The team sequenced Balto's genome from DNA extracted from his taxidermized remains, which now reside in the Cleveland Museum of Natural History. They compared his DNA sequence to hundreds of other dogs and representatives of 239 other species of mammals and concluded that Balto (one of the original Siberian huskies) only shared part of his ancestry with modern Siberian huskies.
Unlike modern breed dogs, Balto was more genetically diverse and less inbred. He and his brethren likely carried genetic changes that helped them survive the harsh conditions of 1920s Alaska according to Karlsson and colleagues.
The authors used Balto’s DNA sequence to predict Balto’s physical appearance, including his size and coat color, and compare their predictions to historic records. This study underscores the importance of comparative genomics for interpreting paleogenomic data.
Exceptional traits
In another of the studies published today, co-first authors Matthew Christmas, PhD, a postdoctor researcher at Uppsala University, and Irene Kaplow, PhD, a postdoctoral researcher at Carnegie Mellon University, along with Karlsson, Lindblad-Toh and collaborators, found that at least 10 percent of the human genome is highly conserved across species, with many of these regions occurring outside of protein-coding genes. More than 4,500 elements are almost perfectly conserved across more than 98 percent of the species studied.
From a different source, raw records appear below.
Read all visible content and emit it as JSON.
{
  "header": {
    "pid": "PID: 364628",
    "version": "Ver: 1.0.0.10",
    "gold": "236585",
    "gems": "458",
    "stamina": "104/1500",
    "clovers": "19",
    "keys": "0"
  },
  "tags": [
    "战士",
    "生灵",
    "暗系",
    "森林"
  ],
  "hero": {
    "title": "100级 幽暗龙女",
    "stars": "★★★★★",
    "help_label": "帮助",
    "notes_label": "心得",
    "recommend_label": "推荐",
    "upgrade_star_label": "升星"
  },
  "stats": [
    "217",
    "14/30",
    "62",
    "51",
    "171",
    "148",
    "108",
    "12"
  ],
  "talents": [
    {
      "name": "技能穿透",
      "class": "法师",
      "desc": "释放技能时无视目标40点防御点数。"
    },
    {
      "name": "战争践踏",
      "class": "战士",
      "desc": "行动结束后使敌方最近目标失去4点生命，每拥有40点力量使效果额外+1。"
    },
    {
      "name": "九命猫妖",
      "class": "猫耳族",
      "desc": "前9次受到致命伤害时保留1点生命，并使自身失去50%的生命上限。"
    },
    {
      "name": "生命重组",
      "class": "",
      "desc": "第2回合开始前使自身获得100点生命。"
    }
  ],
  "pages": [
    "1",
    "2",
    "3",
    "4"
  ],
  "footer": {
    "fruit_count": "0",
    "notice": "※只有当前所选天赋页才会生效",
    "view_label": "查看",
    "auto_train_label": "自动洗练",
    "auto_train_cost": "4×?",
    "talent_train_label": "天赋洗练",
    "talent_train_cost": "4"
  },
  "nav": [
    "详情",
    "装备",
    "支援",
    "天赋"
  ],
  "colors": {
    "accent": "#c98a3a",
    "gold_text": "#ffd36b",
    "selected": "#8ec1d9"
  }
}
Most of the conserved regions—which have changed more slowly than random fluctuations in the genome—are involved in embryonic development and regulation of RNA expression. Regions that changed more frequently shaped an animal’s interaction with its environment, such as through immune responses or the development of its skin.
The researchers also pinpointed parts of the genome linked to a few exceptional traits in the mammalian world, such as extraordinary brain size, superior sense of smell and the ability to hibernate during the winter.
With an eye toward preserving biodiversity, the researchers found that mammals with fewer genetic changes at conserved sites in the genome were at greater risk for extinction.
Karlsson and Lindblad-Toh explained that even having just one reference genome per species could help scientists identify at-risk species, as less than 5 percent of all mammalian species have reference genomes, though more work is needed to develop these methods.